Climate change and increased greenhouse gases will raise the level of the Mediterranean Sea and ocean temperatures in this area, a Spanish-British research team has forecast. The scientists from the Mediterranean Institute for Advanced Studies (IMEDEA) and the National Oceanography Centre of Southampton in the UK analysed simulations based on three scenarios. Their aim is to predict the sea level, salinity and temperature of the Mediterranean in the 21st century. The study's findings were recently published in the Journal of Geophysical Research-Oceans.
Based on the 12 atmosphere-ocean general circulation models (AOGCMs) used in the study, the scientists said higher concentrations of gases will trigger higher temperatures throughout the sea.
'The most positive scenario assumes that greenhouse gas concentrations remain constant at their levels in the year 2000, and even in this case, climate change still has an impact,' Dr Marta Marcos from the University of the Balearic Islands (UIB) in Spain and lead author of the study was quoted as saying by SINC (Scientific Information and News Service). 'The most negative scenario is based on diverse levels of economic development all over the world, with an ongoing increase in greenhouse gas production throughout the 21st century.'
Assuming that the most positive scenario emerges, the temperatures of the Mediterranean Sea should not rise by more than 1o C by the end of 2099. However, the other two scenarios show greenhouse gases rising in the decades to come, leading to sea temperature increases of up to 2.5o C. According to the scientists, their findings also show that the temperatures will accelerate in this century.
Temperature changes and more mass may also trigger changes in sea levels in the long run. 'The level of the whole Mediterranean will rise by between 3cm and 61cm on average as a result of the effects of warming,' Dr Marcos explained.
The author pointed out that despite the significance of understanding sea level rises in the coasts, 'it is here that we know least because of the low spatial resolution of the models'.
It should also be noted that because climatic conditions will change substantially, it is not possible to make a completely precise prediction of the area's future.
The models used in the study comprised a series of socioeconomic scenarios capable of predicting what lies in store for the area. Concerning the salinity of the area, the models showed that the Mediterranean will become saltier. But the scientists said the forecast is not 100% accurate.
'The variations in salinity in the Mediterranean are controlled by the exchange of water through the Straits of Gibraltar, and this has not been incorporated as an indicator, meaning the related results are not very reliable,' said Dr Marcos and Dr Michael Tsimplis, a researcher at the National Oceanography Centre of Southampton.

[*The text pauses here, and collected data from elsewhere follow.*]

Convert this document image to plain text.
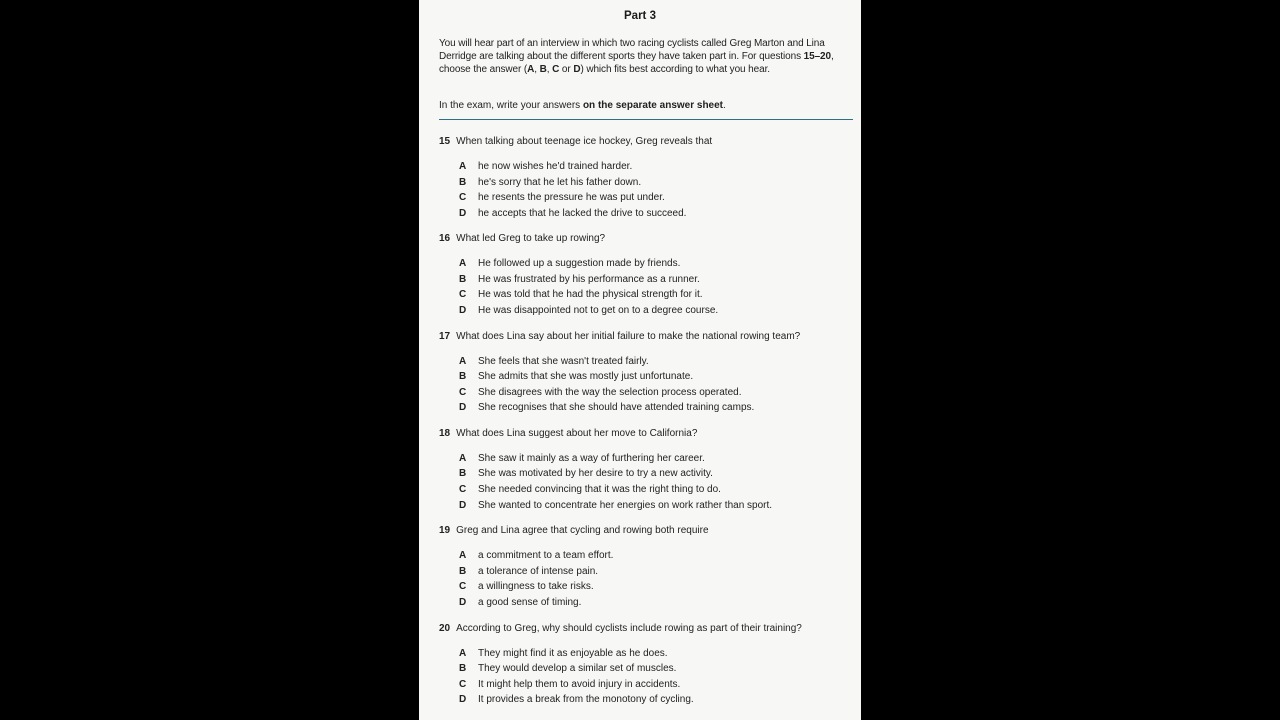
Part 3
You will hear part of an interview in which two racing cyclists called Greg Marton and Lina Derridge are talking about the different sports they have taken part in. For questions 15–20, choose the answer (A, B, C or D) which fits best according to what you hear.
In the exam, write your answers on the separate answer sheet.
15 When talking about teenage ice hockey, Greg reveals that
A he now wishes he'd trained harder.
B he's sorry that he let his father down.
C he resents the pressure he was put under.
D he accepts that he lacked the drive to succeed.
16 What led Greg to take up rowing?
A He followed up a suggestion made by friends.
B He was frustrated by his performance as a runner.
C He was told that he had the physical strength for it.
D He was disappointed not to get on to a degree course.
17 What does Lina say about her initial failure to make the national rowing team?
A She feels that she wasn't treated fairly.
B She admits that she was mostly just unfortunate.
C She disagrees with the way the selection process operated.
D She recognises that she should have attended training camps.
18 What does Lina suggest about her move to California?
A She saw it mainly as a way of furthering her career.
B She was motivated by her desire to try a new activity.
C She needed convincing that it was the right thing to do.
D She wanted to concentrate her energies on work rather than sport.
19 Greg and Lina agree that cycling and rowing both require
A a commitment to a team effort.
B a tolerance of intense pain.
C a willingness to take risks.
D a good sense of timing.
20 According to Greg, why should cyclists include rowing as part of their training?
A They might find it as enjoyable as he does.
B They would develop a similar set of muscles.
C It might help them to avoid injury in accidents.
D It provides a break from the monotony of cycling.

According to them, IPCC models have very low spatial resolution. So while they are capable of showing global processes 'reasonably well', the challenge emerges with regional ones, where it is harder for the researchers to 'be sure of the scale of the changes', Dr Marcos said.
Drs Marcos and Tsimplis said the Straits of Gibraltar are not well reproduced in the models. They added that global models cannot calculate the impact of sea level rise in coastal areas 'because of the high level of regional variability for this factor'.
The scientists believe that using high-resolution, regional climate models would resolve this problem, particularly since they would show the Mediterranean straits and oceanic processes (occurring within the ocean's basin and coastal areas) with greater clarity.
European researchers focusing on the prediction of climate change effects at regional level are targeting such a strategy and they believe that predictions made will become more certain over the short term.
IMEDEA is a joint centre run by UIB and the Spanish National Research Council (CSIC).